The Hindu Pushup. Also called the Dand this is an exercise that built explosive power in Indian wrestlers for a thousand years. It’s now used by mixed martial artists who are addicted to the total body workout it provides.
One of my favorites.
1. Feet on the floor hand in pushup position form a “V” with body. This resembles Downward Facing Dog if you are familiar with yoga.
2. Lower yourself down elbows tucked in as if you were ducking under a rope.
3. Immediately curl up your spine as if you were coming up on other side of rope.
4. Return to start position.
5. Hindu pushups are similar to dive bomber pushups which you may have seen at one time or another.

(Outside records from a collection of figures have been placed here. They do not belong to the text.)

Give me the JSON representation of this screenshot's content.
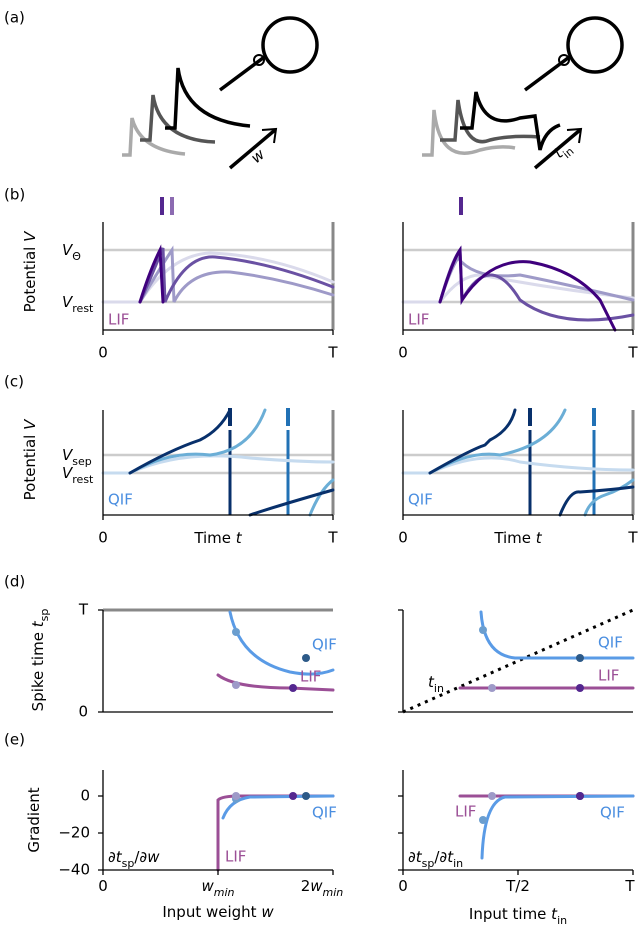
{
  "a": {
    "label": "(a)",
    "left_input": [
      {
        "text": "w",
        "style": "italic"
      }
    ],
    "right_input": [
      {
        "text": "t",
        "style": "italic"
      },
      {
        "text": "in",
        "style": "sub"
      }
    ]
  },
  "b": {
    "label": "(b)",
    "ylabel": [
      {
        "text": "Potential "
      },
      {
        "text": "V",
        "style": "italic"
      }
    ],
    "yticks": [
      [
        {
          "text": "V",
          "style": "italic"
        },
        {
          "text": "Θ",
          "style": "sub"
        }
      ],
      [
        {
          "text": "V",
          "style": "italic"
        },
        {
          "text": "rest",
          "style": "sub"
        }
      ]
    ],
    "model": "LIF",
    "xticks": [
      "0",
      "T"
    ]
  },
  "c": {
    "label": "(c)",
    "ylabel": [
      {
        "text": "Potential "
      },
      {
        "text": "V",
        "style": "italic"
      }
    ],
    "yticks": [
      [
        {
          "text": "V",
          "style": "italic"
        },
        {
          "text": "sep",
          "style": "sub"
        }
      ],
      [
        {
          "text": "V",
          "style": "italic"
        },
        {
          "text": "rest",
          "style": "sub"
        }
      ]
    ],
    "model": "QIF",
    "xticks": [
      "0",
      "T"
    ],
    "xlabel": [
      {
        "text": "Time "
      },
      {
        "text": "t",
        "style": "italic"
      }
    ]
  },
  "d": {
    "label": "(d)",
    "ylabel": [
      {
        "text": "Spike time "
      },
      {
        "text": "t",
        "style": "italic"
      },
      {
        "text": "sp",
        "style": "sub"
      }
    ],
    "yticks": [
      "T",
      "0"
    ],
    "curve_labels": [
      "QIF",
      "LIF"
    ],
    "diagonal_label": [
      {
        "text": "t",
        "style": "italic"
      },
      {
        "text": "in",
        "style": "sub"
      }
    ]
  },
  "e": {
    "label": "(e)",
    "ylabel": [
      {
        "text": "Gradient"
      }
    ],
    "yticks": [
      "0",
      "−20",
      "−40"
    ],
    "curve_labels": [
      "QIF",
      "LIF"
    ],
    "left": {
      "derivative": [
        {
          "text": "∂"
        },
        {
          "text": "t",
          "style": "italic"
        },
        {
          "text": "sp",
          "style": "sub"
        },
        {
          "text": "/∂"
        },
        {
          "text": "w",
          "style": "italic"
        }
      ],
      "xticks": [
        [
          {
            "text": "0"
          }
        ],
        [
          {
            "text": "w",
            "style": "italic"
          },
          {
            "text": "min",
            "style": "sub-italic"
          }
        ],
        [
          {
            "text": "2"
          },
          {
            "text": "w",
            "style": "italic"
          },
          {
            "text": "min",
            "style": "sub-italic"
          }
        ]
      ],
      "xlabel": [
        {
          "text": "Input weight "
        },
        {
          "text": "w",
          "style": "italic"
        }
      ]
    },
    "right": {
      "derivative": [
        {
          "text": "∂"
        },
        {
          "text": "t",
          "style": "italic"
        },
        {
          "text": "sp",
          "style": "sub"
        },
        {
          "text": "/∂"
        },
        {
          "text": "t",
          "style": "italic"
        },
        {
          "text": "in",
          "style": "sub"
        }
      ],
      "xticks": [
        [
          {
            "text": "0"
          }
        ],
        [
          {
            "text": "T/2"
          }
        ],
        [
          {
            "text": "T"
          }
        ]
      ],
      "xlabel": [
        {
          "text": "Input time "
        },
        {
          "text": "t",
          "style": "italic"
        },
        {
          "text": "in",
          "style": "sub"
        }
      ]
    }
  }
}
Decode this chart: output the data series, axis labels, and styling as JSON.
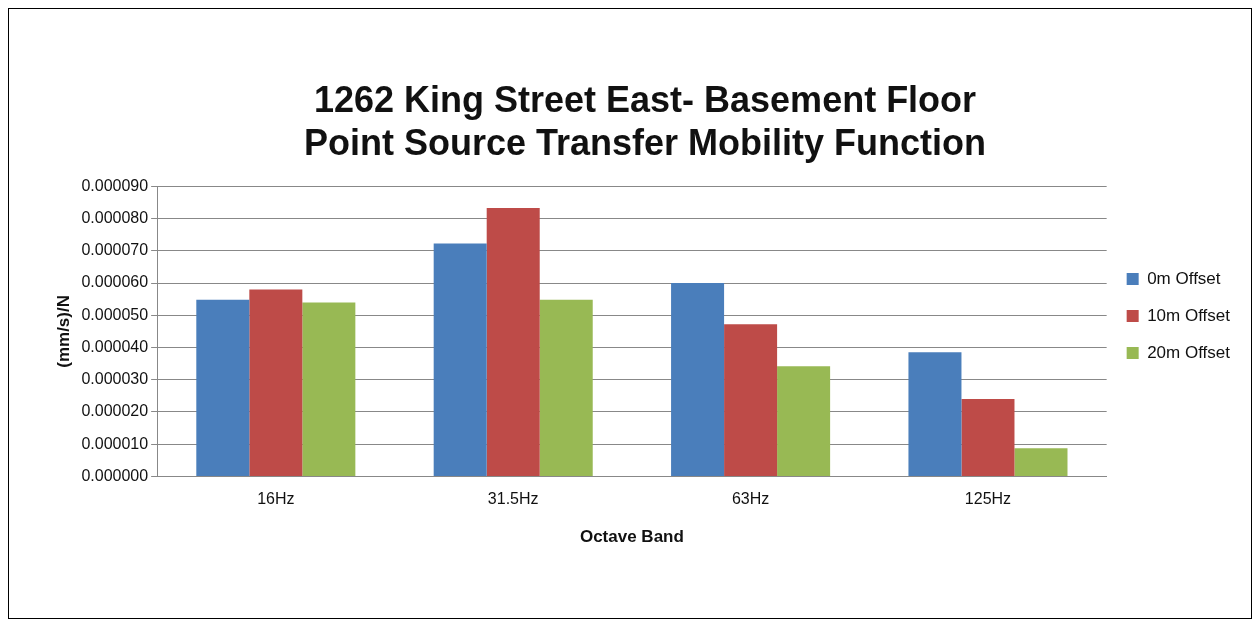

I saved the toughest for last…
The Muscle Up Pullup. Make no mistake when you start
pounding out Muscle Ups you are officially a Bodyweight
Training master. It takes many fit trainers YEARS to get
their first full Muscle Up. If you apply yourself and hit
your Pull ups and Dips without fail it won’t take you
nearly as long, When you are ready here’s how they are
1. Do a normal pull up, but end as high as possible. Ideally the bar should be touching your waste.
2. Kick (or “kip” to use a CrossFit term) your legs to give you added momentum if necessary. However you make it the goal is to get your body on top of the bar!
3. Immediately do a press up as if you were on dip bars. Lock out your elbows for a second and look at your amazed admirers.
4. Dip down and up again.
5. Return to bottom pull up position.
6. Repeat. If you can!
7. Put video on YouTube.
You are now a Bodyweight Training Jedi!